Lazarus Group, vinculado a Corea del Norte, vuelve a aparecer con un manual de ciberataque inquietante, esta vez centrado en RemotePE, un troyano de acceso remoto sin archivos dirigido a empresas cripto, bancos y firmas fintech. La campaña llama la atención porque el malware se ejecuta completamente en memoria, dejando pocos rastros forenses para las herramientas convencionales. El cambio más preocupante es el sigilo del ataque, no solo su lista de objetivos, ya que los operadores combinan ingeniería social con malware diseñado para permanecer oculto el tiempo suficiente como para estudiar a las víctimas antes de avanzar dentro de sistemas financieros de alto valor.

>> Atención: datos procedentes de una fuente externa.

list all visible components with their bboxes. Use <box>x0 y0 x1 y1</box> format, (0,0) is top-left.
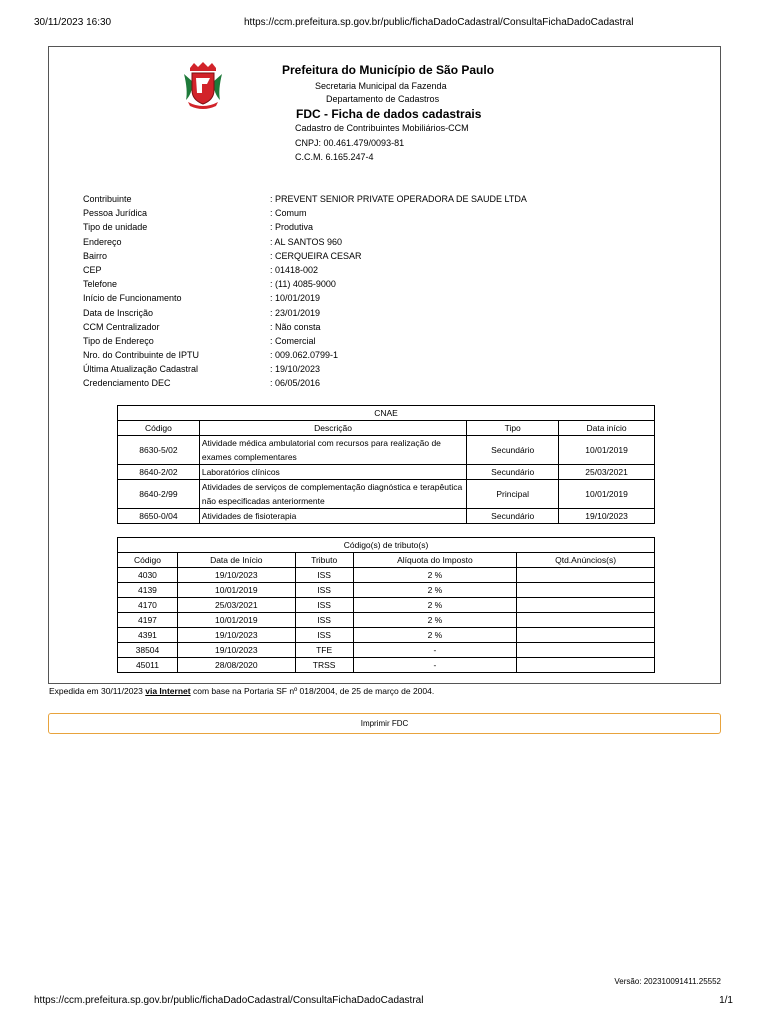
tributo-qtd-anuncios <box>517 598 655 613</box>
tributo-data-inicio: 10/01/2019 <box>177 613 295 628</box>
tributo-aliquota: - <box>353 643 517 658</box>
cnae-descricao: Laboratórios clínicos <box>199 465 466 480</box>
field-label: CEP <box>83 264 102 275</box>
field-label: Última Atualização Cadastral <box>83 364 199 375</box>
tributos-rows <box>118 568 655 673</box>
cnae-data-inicio: 19/10/2023 <box>559 509 655 524</box>
field-label: Pessoa Jurídica <box>83 208 148 219</box>
field-label: Bairro <box>83 250 108 261</box>
tributo-data-inicio: 19/10/2023 <box>177 568 295 583</box>
cnae-descricao: Atividades de fisioterapia <box>199 509 466 524</box>
tributo-codigo: 45011 <box>118 658 178 673</box>
cnae-descricao: Atividades de serviços de complementação diagnóstica e terapêutica não especificadas anteriormente <box>199 480 466 509</box>
cnae-row <box>118 480 655 509</box>
print-footer-url: https://ccm.prefeitura.sp.gov.br/public/fichaDadoCadastral/ConsultaFichaDadoCadastral <box>34 995 424 1006</box>
field-value: : (11) 4085-9000 <box>270 279 336 290</box>
field-value: : 06/05/2016 <box>270 378 321 389</box>
tributos-header-qtd: Qtd.Anúncios(s) <box>517 553 655 568</box>
print-header-url: https://ccm.prefeitura.sp.gov.br/public/fichaDadoCadastral/ConsultaFichaDadoCadastral <box>244 17 634 28</box>
tributo-codigo: 4391 <box>118 628 178 643</box>
field-value: : Comum <box>270 208 307 219</box>
cnae-row <box>118 436 655 465</box>
tributo-row <box>118 583 655 598</box>
cnae-header-codigo: Código <box>118 421 200 436</box>
field-label: Nro. do Contribuinte de IPTU <box>83 350 200 361</box>
field-value: : Não consta <box>270 321 321 332</box>
cnae-table <box>117 405 655 524</box>
field-value: : 23/01/2019 <box>270 307 321 318</box>
tributos-header-codigo: Código <box>118 553 178 568</box>
cnae-caption: CNAE <box>118 406 655 421</box>
expedida-note <box>49 686 434 696</box>
cadastro-subtitle: Cadastro de Contribuintes Mobiliários-CCM <box>295 123 469 133</box>
tributo-aliquota: - <box>353 658 517 673</box>
cnae-data-inicio: 10/01/2019 <box>559 436 655 465</box>
tributo-qtd-anuncios <box>517 628 655 643</box>
via-internet-link[interactable]: via Internet <box>145 686 191 696</box>
tributo-nome: TRSS <box>295 658 353 673</box>
tributo-data-inicio: 28/08/2020 <box>177 658 295 673</box>
tributo-aliquota: 2 % <box>353 628 517 643</box>
field-label: Contribuinte <box>83 194 132 204</box>
tributo-qtd-anuncios <box>517 583 655 598</box>
cnae-data-inicio: 25/03/2021 <box>559 465 655 480</box>
tributo-nome: TFE <box>295 643 353 658</box>
tributo-nome: ISS <box>295 598 353 613</box>
field-label: Endereço <box>83 236 122 247</box>
tributos-header-tributo: Tributo <box>295 553 353 568</box>
fdc-sheet <box>48 46 721 684</box>
tributo-nome: ISS <box>295 583 353 598</box>
cnae-codigo: 8630-5/02 <box>118 436 200 465</box>
tributos-header-data: Data de Início <box>177 553 295 568</box>
tributo-aliquota: 2 % <box>353 568 517 583</box>
tributo-row <box>118 628 655 643</box>
tributo-qtd-anuncios <box>517 658 655 673</box>
tributo-qtd-anuncios <box>517 613 655 628</box>
prefeitura-title: Prefeitura do Município de São Paulo <box>282 63 495 77</box>
tributo-codigo: 4170 <box>118 598 178 613</box>
print-fdc-button[interactable]: Imprimir FDC <box>48 713 721 734</box>
field-value: : 009.062.0799-1 <box>270 350 339 361</box>
print-datetime: 30/11/2023 16:30 <box>34 17 112 28</box>
tributos-caption: Código(s) de tributo(s) <box>118 538 655 553</box>
tributo-aliquota: 2 % <box>353 598 517 613</box>
field-value: : 01418-002 <box>270 264 319 275</box>
tributos-table <box>117 537 655 673</box>
field-value: : AL SANTOS 960 <box>270 236 343 247</box>
tributo-nome: ISS <box>295 568 353 583</box>
print-page-number: 1/1 <box>719 995 733 1006</box>
tributo-nome: ISS <box>295 613 353 628</box>
cnae-codigo: 8640-2/02 <box>118 465 200 480</box>
tributo-qtd-anuncios <box>517 568 655 583</box>
tributos-header-aliquota: Alíquota do Imposto <box>353 553 517 568</box>
cnae-tipo: Secundário <box>467 465 559 480</box>
field-label: Tipo de Endereço <box>83 335 154 346</box>
cnae-data-inicio: 10/01/2019 <box>559 480 655 509</box>
cnae-tipo: Principal <box>467 480 559 509</box>
page-title: FDC - Ficha de dados cadastrais <box>296 107 482 121</box>
field-label: CCM Centralizador <box>83 321 160 332</box>
cnae-header-descricao: Descrição <box>199 421 466 436</box>
expedida-prefix: Expedida em 30/11/2023 <box>49 686 146 696</box>
tributo-codigo: 4197 <box>118 613 178 628</box>
secretaria-label: Secretaria Municipal da Fazenda <box>315 81 447 91</box>
cnae-header-tipo: Tipo <box>467 421 559 436</box>
field-label: Telefone <box>83 279 118 290</box>
cnae-row <box>118 509 655 524</box>
tributo-row <box>118 568 655 583</box>
tributo-row <box>118 658 655 673</box>
field-value: : 19/10/2023 <box>270 364 321 375</box>
tributo-aliquota: 2 % <box>353 613 517 628</box>
expedida-suffix: com base na Portaria SF nº 018/2004, de 25 de março de 2004. <box>190 686 435 696</box>
sao-paulo-coat-of-arms-icon <box>178 60 228 110</box>
field-value: : 10/01/2019 <box>270 293 321 304</box>
tributo-data-inicio: 19/10/2023 <box>177 643 295 658</box>
version-label: Versão: 202310091411.25552 <box>614 977 721 986</box>
cnae-descricao: Atividade médica ambulatorial com recursos para realização de exames complementares <box>199 436 466 465</box>
cnae-rows <box>118 436 655 524</box>
tributo-codigo: 4139 <box>118 583 178 598</box>
field-label: Tipo de unidade <box>83 222 148 233</box>
tributo-aliquota: 2 % <box>353 583 517 598</box>
cnae-tipo: Secundário <box>467 509 559 524</box>
tributo-row <box>118 598 655 613</box>
departamento-label: Departamento de Cadastros <box>326 94 440 104</box>
cnpj-label: CNPJ: 00.461.479/0093-81 <box>295 138 405 148</box>
tributo-data-inicio: 19/10/2023 <box>177 628 295 643</box>
tributo-nome: ISS <box>295 628 353 643</box>
field-label: Data de Inscrição <box>83 307 154 318</box>
tributo-qtd-anuncios <box>517 643 655 658</box>
field-value: : PREVENT SENIOR PRIVATE OPERADORA DE SAUDE LTDA <box>270 194 527 204</box>
tributo-data-inicio: 25/03/2021 <box>177 598 295 613</box>
tributo-row <box>118 643 655 658</box>
tributo-row <box>118 613 655 628</box>
cnae-header-data: Data início <box>559 421 655 436</box>
cnae-row <box>118 465 655 480</box>
cnae-codigo: 8650-0/04 <box>118 509 200 524</box>
tributo-codigo: 4030 <box>118 568 178 583</box>
tributo-data-inicio: 10/01/2019 <box>177 583 295 598</box>
field-label: Credenciamento DEC <box>83 378 171 389</box>
cnae-codigo: 8640-2/99 <box>118 480 200 509</box>
field-value: : CERQUEIRA CESAR <box>270 250 362 261</box>
tributo-codigo: 38504 <box>118 643 178 658</box>
field-value: : Produtiva <box>270 222 314 233</box>
field-label: Início de Funcionamento <box>83 293 182 304</box>
field-value: : Comercial <box>270 335 316 346</box>
cnae-tipo: Secundário <box>467 436 559 465</box>
ccm-label: C.C.M. 6.165.247-4 <box>295 152 374 162</box>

🚨 Lazarus deployed a new memory-only RAT against crypto and financial organizations.https://t.co/45TsNCFCOx
The RemotePE malware executes entirely in memory with no filesystem artifacts, using DPAPI loaders, ETW patching, and Hell’s Gate techniques to evade detection and… pic.twitter.com/wcqbZbFVCA
— The Hacker News (@TheHackersNews) May 25, 2026
Surge un modelo de intrusión más silencioso
La ruta de intrusión empieza menos como una brecha cinematográfica y más como una interacción empresarial rutinaria. Los operadores de Lazarus se hacen pasar por empleados de firmas de trading en Telegram, luego usan versiones falsas de Calendly y Picktime para coordinar reuniones y hacer que el señuelo parezca normal. Una vez que el objetivo aprueba una reunión, se instala el primer componente malicioso y la cadena comienza a avanzar. El enfoque con intervención humana da credibilidad a los atacantes, porque la víctima no solo hace clic en un archivo aleatorio, sino que responde a un intercambio profesional cuidadosamente montado.

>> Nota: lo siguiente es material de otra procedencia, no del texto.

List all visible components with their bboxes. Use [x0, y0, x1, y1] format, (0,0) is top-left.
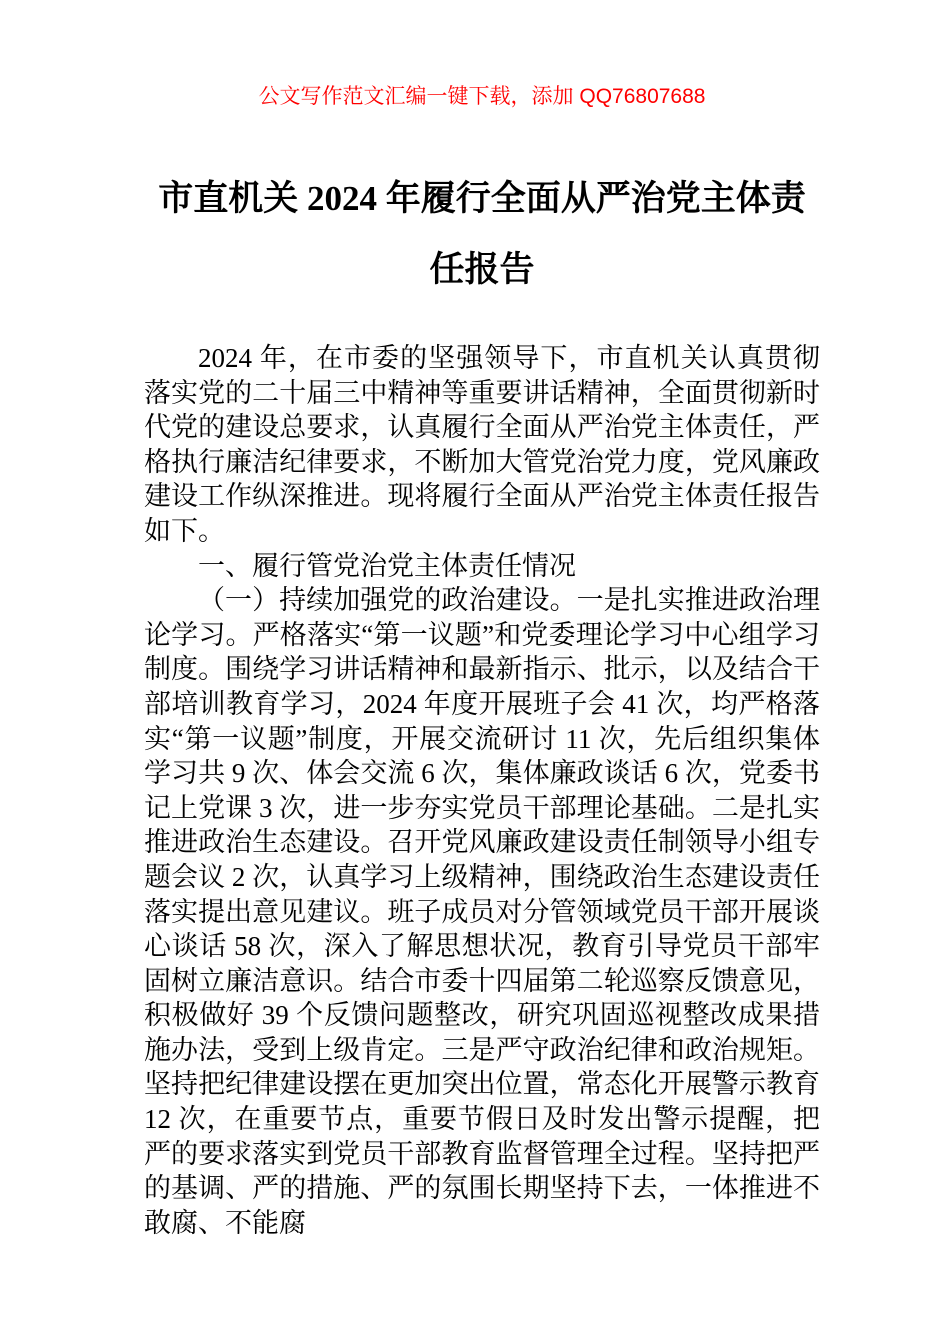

La mecánica de RemotePE explica por qué la campaña es difícil de contener. La cadena comienza con DPAPILoader, una DLL también conocida como Iassvc.dll desde noviembre de 2023, que usa Windows DPAPI para descifrar una carga almacenada en disco. Esa carga pasa a RemotePELoader, que se conecta a aes-secure[.]net, descarga la etapa final y la ejecuta en memoria. RemotePE no toca el sistema de archivos en su etapa principal, mientras técnicas como Hell’s Gate y el parcheo de ETW se utilizan para evadir defensas EDR, reduciendo la evidencia disponible para los equipos de respuesta durante la investigación inicial.

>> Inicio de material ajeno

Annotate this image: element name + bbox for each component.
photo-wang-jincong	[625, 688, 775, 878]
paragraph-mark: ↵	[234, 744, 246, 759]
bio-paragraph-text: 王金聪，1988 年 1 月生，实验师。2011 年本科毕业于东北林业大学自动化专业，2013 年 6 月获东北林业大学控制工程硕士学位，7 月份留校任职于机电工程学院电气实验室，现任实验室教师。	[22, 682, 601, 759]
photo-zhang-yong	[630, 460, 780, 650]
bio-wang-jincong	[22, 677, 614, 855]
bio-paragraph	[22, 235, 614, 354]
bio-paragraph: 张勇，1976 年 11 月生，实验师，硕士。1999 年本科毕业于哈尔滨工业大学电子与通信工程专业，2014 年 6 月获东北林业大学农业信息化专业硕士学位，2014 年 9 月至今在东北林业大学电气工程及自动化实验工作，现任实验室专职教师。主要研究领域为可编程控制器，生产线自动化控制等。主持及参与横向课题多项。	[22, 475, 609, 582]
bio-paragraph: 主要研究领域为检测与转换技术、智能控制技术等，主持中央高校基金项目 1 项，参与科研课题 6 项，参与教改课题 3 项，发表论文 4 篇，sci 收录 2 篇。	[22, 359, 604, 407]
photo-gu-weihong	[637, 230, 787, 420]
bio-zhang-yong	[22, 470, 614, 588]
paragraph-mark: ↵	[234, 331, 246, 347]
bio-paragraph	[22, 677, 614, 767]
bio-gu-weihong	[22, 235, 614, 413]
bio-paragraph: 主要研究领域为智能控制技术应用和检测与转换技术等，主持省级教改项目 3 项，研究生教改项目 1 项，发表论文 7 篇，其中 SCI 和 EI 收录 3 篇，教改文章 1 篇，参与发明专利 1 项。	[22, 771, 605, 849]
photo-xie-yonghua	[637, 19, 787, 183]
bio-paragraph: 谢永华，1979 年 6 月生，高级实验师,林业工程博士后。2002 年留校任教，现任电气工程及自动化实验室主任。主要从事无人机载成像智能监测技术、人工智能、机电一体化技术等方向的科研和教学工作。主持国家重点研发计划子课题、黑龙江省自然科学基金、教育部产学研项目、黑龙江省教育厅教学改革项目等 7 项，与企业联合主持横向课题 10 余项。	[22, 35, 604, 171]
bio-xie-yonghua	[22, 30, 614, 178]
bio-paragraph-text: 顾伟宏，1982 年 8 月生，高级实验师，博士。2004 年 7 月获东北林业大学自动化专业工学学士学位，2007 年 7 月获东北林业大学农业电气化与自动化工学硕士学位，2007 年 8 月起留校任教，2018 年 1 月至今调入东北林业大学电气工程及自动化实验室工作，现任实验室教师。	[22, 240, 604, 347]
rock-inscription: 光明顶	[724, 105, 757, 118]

El contexto financiero hace que la campaña sea aún más difícil de tratar como una actividad aislada de malware. En un incidente reportado, la infraestructura de una firma DeFi fue comprometida por RemotePE, PondRAT y ThemeForestRAT, que se fueron reemplazando entre sí con el tiempo. Los analistas también vincularon el diseño con reconocimiento prolongado antes de un ataque. El riesgo estratégico es una extracción financiera acumulativa, con hackers vinculados a Corea del Norte atribuidos a cerca de $577M en robos cripto durante los primeros cuatro meses de 2026, el 76% de los robos globales de criptomonedas, y alrededor de $6B sustraídos desde 2017.